All Does Not Always Mean All

When you use one of the stepping commands, TotalView determines the scope of what runs and what stops by looking at the thread of interest. This section looks at the differences in behavior when the a (all) arena is used. Here is what runs when you use this arena:

Specifier
Meaning
aC
Specifies all threads.
aS
Specifies all threads.
aW
Specifies all threads in all workers groups.
aL
Specifies all threads.
Every thread is a member of a control group and a member of a share group and a member of a lockstep group. Consequently, three of these definitions mean "all threads".

Here is what some combinations mean:

f aC dgo

Runs everything. If you are using the g command, everything after the a is ignored: a/aPizza/17.2, ac, aS, and aL do the same thing. TotalView runs everything.

f aC duntil

While everything runs, TotalView must wait until something reaches a goal. It may not be obvious what this thing is. Since C is a process group, all processes run until at least one thread in every participating process has arrived at a goal.

Since this goal must reside within the current share group, the command completes as soon as all processes in the thread of interest's share group have at least one thread at the goal.

Notice that the thread of interest determines the goal. If there are other control groups, they do not participate in the goal.

f aS duntil

This command performs identically to f aC until because, as was just mentioned, the goal for f aC until and f aS until are the same and the processes that are in this scope are identical.

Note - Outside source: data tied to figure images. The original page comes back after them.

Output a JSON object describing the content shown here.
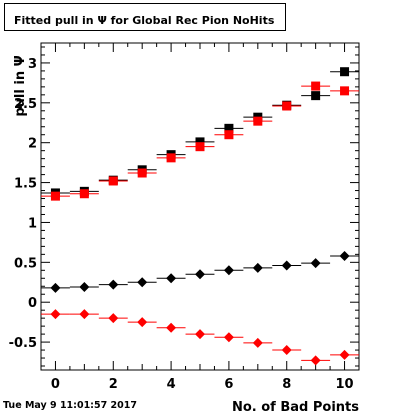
{
  "chart_data": {
    "type": "scatter",
    "title": "Fitted pull in  Ψ  for Global Rec Pion NoHits",
    "xlabel": "No. of Bad Points",
    "ylabel": "pull in  Ψ",
    "xlim": [
      -0.5,
      10.5
    ],
    "ylim": [
      -0.85,
      3.25
    ],
    "x_ticks": [
      "0",
      "2",
      "4",
      "6",
      "8",
      "10"
    ],
    "y_ticks": [
      "-0.5",
      "0",
      "0.5",
      "1",
      "1.5",
      "2",
      "2.5",
      "3"
    ],
    "x": [
      0,
      1,
      2,
      3,
      4,
      5,
      6,
      7,
      8,
      9,
      10
    ],
    "series": [
      {
        "marker": "square",
        "color": "#000000",
        "values": [
          1.37,
          1.39,
          1.53,
          1.66,
          1.85,
          2.01,
          2.18,
          2.32,
          2.47,
          2.59,
          2.89
        ]
      },
      {
        "marker": "square",
        "color": "#ff0000",
        "values": [
          1.33,
          1.36,
          1.52,
          1.62,
          1.81,
          1.95,
          2.1,
          2.27,
          2.46,
          2.71,
          2.65
        ]
      },
      {
        "marker": "diamond",
        "color": "#000000",
        "values": [
          0.18,
          0.19,
          0.22,
          0.25,
          0.3,
          0.35,
          0.4,
          0.43,
          0.46,
          0.49,
          0.58
        ]
      },
      {
        "marker": "diamond",
        "color": "#ff0000",
        "values": [
          -0.15,
          -0.15,
          -0.2,
          -0.25,
          -0.32,
          -0.4,
          -0.44,
          -0.51,
          -0.6,
          -0.73,
          -0.66
        ]
      }
    ],
    "grid": false,
    "legend": "none"
  },
  "footer": {
    "datestamp": "Tue May  9 11:01:57 2017"
  }
}
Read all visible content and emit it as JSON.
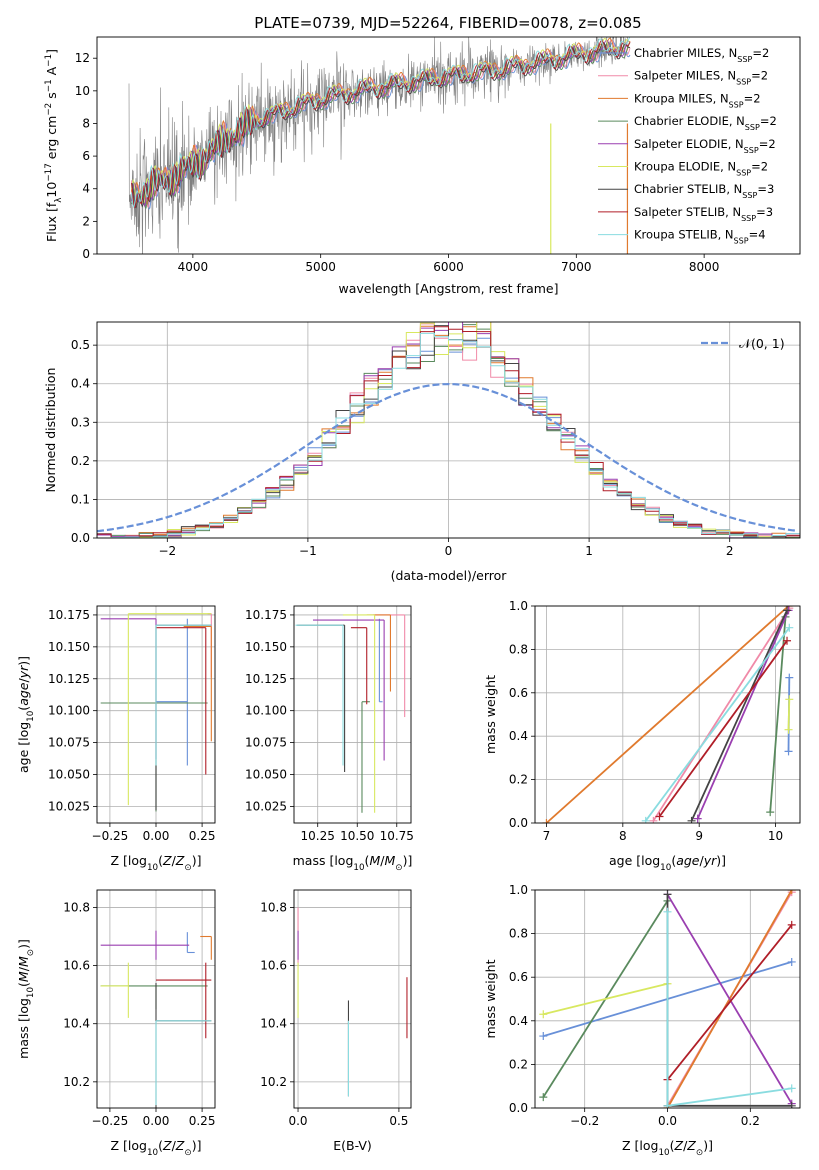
{
  "figure": {
    "title": "PLATE=0739, MJD=52264, FIBERID=0078, z=0.085"
  },
  "chart_data": [
    {
      "id": "spectrum",
      "type": "line",
      "xlabel": "wavelength [Angstrom, rest frame]",
      "ylabel": "Flux [f_λ 10^-17 erg cm^-2 s^-1 A^-1]",
      "xlim": [
        3250,
        8750
      ],
      "ylim": [
        0,
        13.3
      ],
      "xticks": [
        "4000",
        "5000",
        "6000",
        "7000",
        "8000"
      ],
      "yticks": [
        "0",
        "2",
        "4",
        "6",
        "8",
        "10",
        "12"
      ],
      "grid": false,
      "legend_position": "right",
      "data_series": {
        "name": "data",
        "color": "#808080",
        "x_range": [
          3500,
          7400
        ]
      },
      "series": [
        {
          "name": "Chabrier MILES, N_SSP=2",
          "color": "#6890d8"
        },
        {
          "name": "Salpeter MILES, N_SSP=2",
          "color": "#f08aa8"
        },
        {
          "name": "Kroupa MILES, N_SSP=2",
          "color": "#e07a2e"
        },
        {
          "name": "Chabrier ELODIE, N_SSP=2",
          "color": "#5a8a5e"
        },
        {
          "name": "Salpeter ELODIE, N_SSP=2",
          "color": "#9a3fb0"
        },
        {
          "name": "Kroupa ELODIE, N_SSP=2",
          "color": "#d8e860"
        },
        {
          "name": "Chabrier STELIB, N_SSP=3",
          "color": "#444444"
        },
        {
          "name": "Salpeter STELIB, N_SSP=3",
          "color": "#b01e28"
        },
        {
          "name": "Kroupa STELIB, N_SSP=4",
          "color": "#8adce0"
        }
      ],
      "continuum": {
        "x": [
          3550,
          3700,
          3900,
          4100,
          4300,
          4500,
          4800,
          5000,
          5300,
          5600,
          6000,
          6400,
          6800,
          7200,
          7400
        ],
        "y": [
          3.6,
          4.2,
          5.0,
          6.0,
          7.3,
          8.2,
          9.0,
          9.5,
          10.0,
          10.4,
          10.9,
          11.3,
          11.9,
          12.5,
          12.7
        ]
      }
    },
    {
      "id": "residuals",
      "type": "histogram",
      "xlabel": "(data-model)/error",
      "ylabel": "Normed distribution",
      "xlim": [
        -2.5,
        2.5
      ],
      "ylim": [
        0,
        0.56
      ],
      "xticks": [
        "−2",
        "−1",
        "0",
        "1",
        "2"
      ],
      "yticks": [
        "0.0",
        "0.1",
        "0.2",
        "0.3",
        "0.4",
        "0.5"
      ],
      "grid": true,
      "legend": "𝒩(0, 1)",
      "legend_position": "top-right",
      "reference_curve": {
        "name": "normal(0,1)",
        "color": "#6890d8"
      }
    },
    {
      "id": "age-vs-Z",
      "type": "errorbar",
      "xlabel": "Z [log10(Z/Z⊙)]",
      "ylabel": "age [log10(age/yr)]",
      "xlim": [
        -0.32,
        0.32
      ],
      "ylim": [
        10.012,
        10.182
      ],
      "xticks": [
        "−0.25",
        "0.00",
        "0.25"
      ],
      "yticks": [
        "10.025",
        "10.050",
        "10.075",
        "10.100",
        "10.125",
        "10.150",
        "10.175"
      ],
      "points": [
        {
          "series": "Chabrier MILES",
          "x": 0.17,
          "xerr": [
            0.17,
            0.0
          ],
          "y": 10.107,
          "yerr": [
            0.05,
            0.065
          ]
        },
        {
          "series": "Salpeter MILES",
          "x": 0.3,
          "xerr": [
            0.02,
            0.0
          ],
          "y": 10.176,
          "yerr": [
            0.05,
            0.0
          ]
        },
        {
          "series": "Kroupa MILES",
          "x": 0.3,
          "xerr": [
            0.15,
            0.0
          ],
          "y": 10.166,
          "yerr": [
            0.09,
            0.0
          ]
        },
        {
          "series": "Chabrier ELODIE",
          "x": 0.0,
          "xerr": [
            0.3,
            0.28
          ],
          "y": 10.106,
          "yerr": [
            0.085,
            0.06
          ]
        },
        {
          "series": "Salpeter ELODIE",
          "x": 0.0,
          "xerr": [
            0.3,
            0.0
          ],
          "y": 10.172,
          "yerr": [
            0.11,
            0.0
          ]
        },
        {
          "series": "Kroupa ELODIE",
          "x": -0.15,
          "xerr": [
            0.0,
            0.45
          ],
          "y": 10.176,
          "yerr": [
            0.15,
            0.0
          ]
        },
        {
          "series": "Chabrier STELIB",
          "x": 0.0,
          "xerr": [
            0.0,
            0.3
          ],
          "y": 10.167,
          "yerr": [
            0.145,
            0.0
          ]
        },
        {
          "series": "Salpeter STELIB",
          "x": 0.27,
          "xerr": [
            0.27,
            0.0
          ],
          "y": 10.165,
          "yerr": [
            0.115,
            0.0
          ]
        },
        {
          "series": "Kroupa STELIB",
          "x": 0.0,
          "xerr": [
            0.0,
            0.3
          ],
          "y": 10.167,
          "yerr": [
            0.11,
            0.0
          ]
        }
      ]
    },
    {
      "id": "age-vs-mass",
      "type": "errorbar",
      "xlabel": "mass [log10(M/M⊙)]",
      "ylabel": "",
      "xlim": [
        10.1,
        10.84
      ],
      "ylim": [
        10.012,
        10.182
      ],
      "xticks": [
        "10.25",
        "10.50",
        "10.75"
      ],
      "yticks": [
        "10.025",
        "10.050",
        "10.075",
        "10.100",
        "10.125",
        "10.150",
        "10.175"
      ],
      "points": [
        {
          "series": "Chabrier MILES",
          "x": 10.64,
          "xerr": [
            0.0,
            0.02
          ],
          "y": 10.107,
          "yerr": [
            0.0,
            0.065
          ]
        },
        {
          "series": "Salpeter MILES",
          "x": 10.8,
          "xerr": [
            0.2,
            0.0
          ],
          "y": 10.175,
          "yerr": [
            0.08,
            0.0
          ]
        },
        {
          "series": "Kroupa MILES",
          "x": 10.71,
          "xerr": [
            0.15,
            0.0
          ],
          "y": 10.175,
          "yerr": [
            0.06,
            0.0
          ]
        },
        {
          "series": "Chabrier ELODIE",
          "x": 10.53,
          "xerr": [
            0.0,
            0.05
          ],
          "y": 10.107,
          "yerr": [
            0.087,
            0.0
          ]
        },
        {
          "series": "Salpeter ELODIE",
          "x": 10.67,
          "xerr": [
            0.45,
            0.0
          ],
          "y": 10.171,
          "yerr": [
            0.11,
            0.0
          ]
        },
        {
          "series": "Kroupa ELODIE",
          "x": 10.61,
          "xerr": [
            0.2,
            0.0
          ],
          "y": 10.175,
          "yerr": [
            0.155,
            0.0
          ]
        },
        {
          "series": "Chabrier STELIB",
          "x": 10.42,
          "xerr": [
            0.3,
            0.0
          ],
          "y": 10.167,
          "yerr": [
            0.115,
            0.0
          ]
        },
        {
          "series": "Salpeter STELIB",
          "x": 10.56,
          "xerr": [
            0.1,
            0.0
          ],
          "y": 10.165,
          "yerr": [
            0.06,
            0.0
          ]
        },
        {
          "series": "Kroupa STELIB",
          "x": 10.41,
          "xerr": [
            0.3,
            0.0
          ],
          "y": 10.167,
          "yerr": [
            0.11,
            0.0
          ]
        }
      ]
    },
    {
      "id": "weight-vs-age",
      "type": "line",
      "xlabel": "age [log10(age/yr)]",
      "ylabel": "mass weight",
      "xlim": [
        6.85,
        10.32
      ],
      "ylim": [
        0,
        1.0
      ],
      "xticks": [
        "7",
        "8",
        "9",
        "10"
      ],
      "yticks": [
        "0.0",
        "0.2",
        "0.4",
        "0.6",
        "0.8",
        "1.0"
      ],
      "grid": true,
      "series": [
        {
          "name": "Chabrier MILES",
          "color": "#6890d8",
          "x": [
            10.17,
            10.18
          ],
          "y": [
            0.33,
            0.67
          ]
        },
        {
          "name": "Salpeter MILES",
          "color": "#f08aa8",
          "x": [
            8.4,
            10.18
          ],
          "y": [
            0.01,
            0.99
          ]
        },
        {
          "name": "Kroupa MILES",
          "color": "#e07a2e",
          "x": [
            7.0,
            10.17
          ],
          "y": [
            0.0,
            1.0
          ]
        },
        {
          "name": "Chabrier ELODIE",
          "color": "#5a8a5e",
          "x": [
            9.93,
            10.13
          ],
          "y": [
            0.05,
            0.95
          ]
        },
        {
          "name": "Salpeter ELODIE",
          "color": "#9a3fb0",
          "x": [
            8.98,
            10.17
          ],
          "y": [
            0.02,
            0.98
          ]
        },
        {
          "name": "Kroupa ELODIE",
          "color": "#d8e860",
          "x": [
            10.17,
            10.18
          ],
          "y": [
            0.43,
            0.57
          ]
        },
        {
          "name": "Chabrier STELIB",
          "color": "#444444",
          "x": [
            8.9,
            10.15
          ],
          "y": [
            0.01,
            0.98
          ]
        },
        {
          "name": "Salpeter STELIB",
          "color": "#b01e28",
          "x": [
            8.48,
            10.15
          ],
          "y": [
            0.03,
            0.84
          ]
        },
        {
          "name": "Kroupa STELIB",
          "color": "#8adce0",
          "x": [
            8.3,
            10.18
          ],
          "y": [
            0.01,
            0.9
          ]
        }
      ]
    },
    {
      "id": "mass-vs-Z",
      "type": "errorbar",
      "xlabel": "Z [log10(Z/Z⊙)]",
      "ylabel": "mass [log10(M/M⊙)]",
      "xlim": [
        -0.32,
        0.32
      ],
      "ylim": [
        10.11,
        10.86
      ],
      "xticks": [
        "−0.25",
        "0.00",
        "0.25"
      ],
      "yticks": [
        "10.2",
        "10.4",
        "10.6",
        "10.8"
      ],
      "points": [
        {
          "series": "Chabrier MILES",
          "x": 0.17,
          "xerr": [
            0.0,
            0.04
          ],
          "y": 10.645,
          "yerr": [
            0.0,
            0.07
          ]
        },
        {
          "series": "Salpeter MILES",
          "x": 0.3,
          "xerr": [
            0.0,
            0.0
          ],
          "y": 10.8,
          "yerr": [
            0.0,
            0.0
          ]
        },
        {
          "series": "Kroupa MILES",
          "x": 0.3,
          "xerr": [
            0.06,
            0.0
          ],
          "y": 10.7,
          "yerr": [
            0.08,
            0.0
          ]
        },
        {
          "series": "Chabrier ELODIE",
          "x": 0.0,
          "xerr": [
            0.3,
            0.28
          ],
          "y": 10.53,
          "yerr": [
            0.08,
            0.0
          ]
        },
        {
          "series": "Salpeter ELODIE",
          "x": 0.0,
          "xerr": [
            0.3,
            0.18
          ],
          "y": 10.67,
          "yerr": [
            0.05,
            0.05
          ]
        },
        {
          "series": "Kroupa ELODIE",
          "x": -0.15,
          "xerr": [
            0.15,
            0.0
          ],
          "y": 10.53,
          "yerr": [
            0.11,
            0.08
          ]
        },
        {
          "series": "Chabrier STELIB",
          "x": 0.0,
          "xerr": [
            0.0,
            0.3
          ],
          "y": 10.41,
          "yerr": [
            0.36,
            0.13
          ]
        },
        {
          "series": "Salpeter STELIB",
          "x": 0.27,
          "xerr": [
            0.27,
            0.03
          ],
          "y": 10.55,
          "yerr": [
            0.2,
            0.06
          ]
        },
        {
          "series": "Kroupa STELIB",
          "x": 0.0,
          "xerr": [
            0.0,
            0.3
          ],
          "y": 10.41,
          "yerr": [
            0.29,
            0.0
          ]
        }
      ]
    },
    {
      "id": "mass-vs-ebv",
      "type": "errorbar",
      "xlabel": "E(B-V)",
      "ylabel": "",
      "xlim": [
        -0.02,
        0.56
      ],
      "ylim": [
        10.11,
        10.86
      ],
      "xticks": [
        "0.0",
        "0.5"
      ],
      "yticks": [
        "10.2",
        "10.4",
        "10.6",
        "10.8"
      ],
      "points": [
        {
          "series": "Salpeter MILES",
          "x": 0.0,
          "y": 10.8,
          "yerr": [
            0.2,
            0.0
          ]
        },
        {
          "series": "Salpeter ELODIE",
          "x": 0.0,
          "y": 10.67,
          "yerr": [
            0.05,
            0.05
          ]
        },
        {
          "series": "Kroupa ELODIE",
          "x": 0.0,
          "y": 10.53,
          "yerr": [
            0.11,
            0.08
          ]
        },
        {
          "series": "Chabrier STELIB",
          "x": 0.25,
          "y": 10.41,
          "yerr": [
            0.26,
            0.07
          ]
        },
        {
          "series": "Kroupa STELIB",
          "x": 0.25,
          "y": 10.41,
          "yerr": [
            0.26,
            0.0
          ]
        },
        {
          "series": "Salpeter STELIB",
          "x": 0.54,
          "y": 10.45,
          "yerr": [
            0.1,
            0.11
          ]
        }
      ]
    },
    {
      "id": "weight-vs-Z",
      "type": "line",
      "xlabel": "Z [log10(Z/Z⊙)]",
      "ylabel": "mass weight",
      "xlim": [
        -0.32,
        0.32
      ],
      "ylim": [
        0,
        1.0
      ],
      "xticks": [
        "−0.2",
        "0.0",
        "0.2"
      ],
      "yticks": [
        "0.0",
        "0.2",
        "0.4",
        "0.6",
        "0.8",
        "1.0"
      ],
      "grid": true,
      "series": [
        {
          "name": "Chabrier MILES",
          "color": "#6890d8",
          "x": [
            -0.3,
            0.3
          ],
          "y": [
            0.33,
            0.67
          ]
        },
        {
          "name": "Salpeter MILES",
          "color": "#f08aa8",
          "x": [
            0.0,
            0.3
          ],
          "y": [
            0.01,
            0.99
          ]
        },
        {
          "name": "Kroupa MILES",
          "color": "#e07a2e",
          "x": [
            0.0,
            0.3
          ],
          "y": [
            0.0,
            1.0
          ]
        },
        {
          "name": "Chabrier ELODIE",
          "color": "#5a8a5e",
          "x": [
            -0.3,
            0.0
          ],
          "y": [
            0.05,
            0.95
          ]
        },
        {
          "name": "Salpeter ELODIE",
          "color": "#9a3fb0",
          "x": [
            0.0,
            0.3
          ],
          "y": [
            0.98,
            0.02
          ]
        },
        {
          "name": "Kroupa ELODIE",
          "color": "#d8e860",
          "x": [
            -0.3,
            0.0
          ],
          "y": [
            0.43,
            0.57
          ]
        },
        {
          "name": "Chabrier STELIB",
          "color": "#444444",
          "x": [
            0.0,
            0.0,
            0.3
          ],
          "y": [
            0.98,
            0.01,
            0.01
          ]
        },
        {
          "name": "Salpeter STELIB",
          "color": "#b01e28",
          "x": [
            0.0,
            0.3
          ],
          "y": [
            0.13,
            0.84
          ]
        },
        {
          "name": "Kroupa STELIB",
          "color": "#8adce0",
          "x": [
            0.0,
            0.0,
            0.3
          ],
          "y": [
            0.9,
            0.01,
            0.09
          ]
        }
      ]
    }
  ]
}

Notice that there could be more than one share group within a control group. However, these other share groups do not participate in the goal.

f aL duntil

While everything will run, it is again not clear what should occur. L is a thread group, so you might expect that the duntil command will wait until all participating threads arrive at the goal. TotalView defines this set of threads as just those thread in the TOI's lockstep group. While there are other lockstep groups, these lockstep groups do not participate in the goal.

f aW duntil

While everything will run, TotalView will wait until all members of the thread of interest's workers group arrive at the goal.

There are two fundamental distinctions between process group and thread group behavior:

  • When focus is on a process group, TotalView waits until just one thread from each participating process arrives at the goal. The other threads just run and TotalView does not care where they end up.

    When focus is on a thread group, every participating thread must arrive at the goal.

  • When the focus is on a process group, TotalView steps a thread over the goal breakpoint and continues the process if it isn't the "right thread".

    When the focus is on a thread group, TotalView holds a thread even if it isn't the right thread. It also continues the rest of the process. This behavior only exists on systems that allow TotalView to have asynchronous thread control.

With this in mind, f aL dstep does not step all threads. Instead, it steps only the threads in the TOI's lockstep group. All other threads run freely until the stepping process for these lockstep threads is occurring.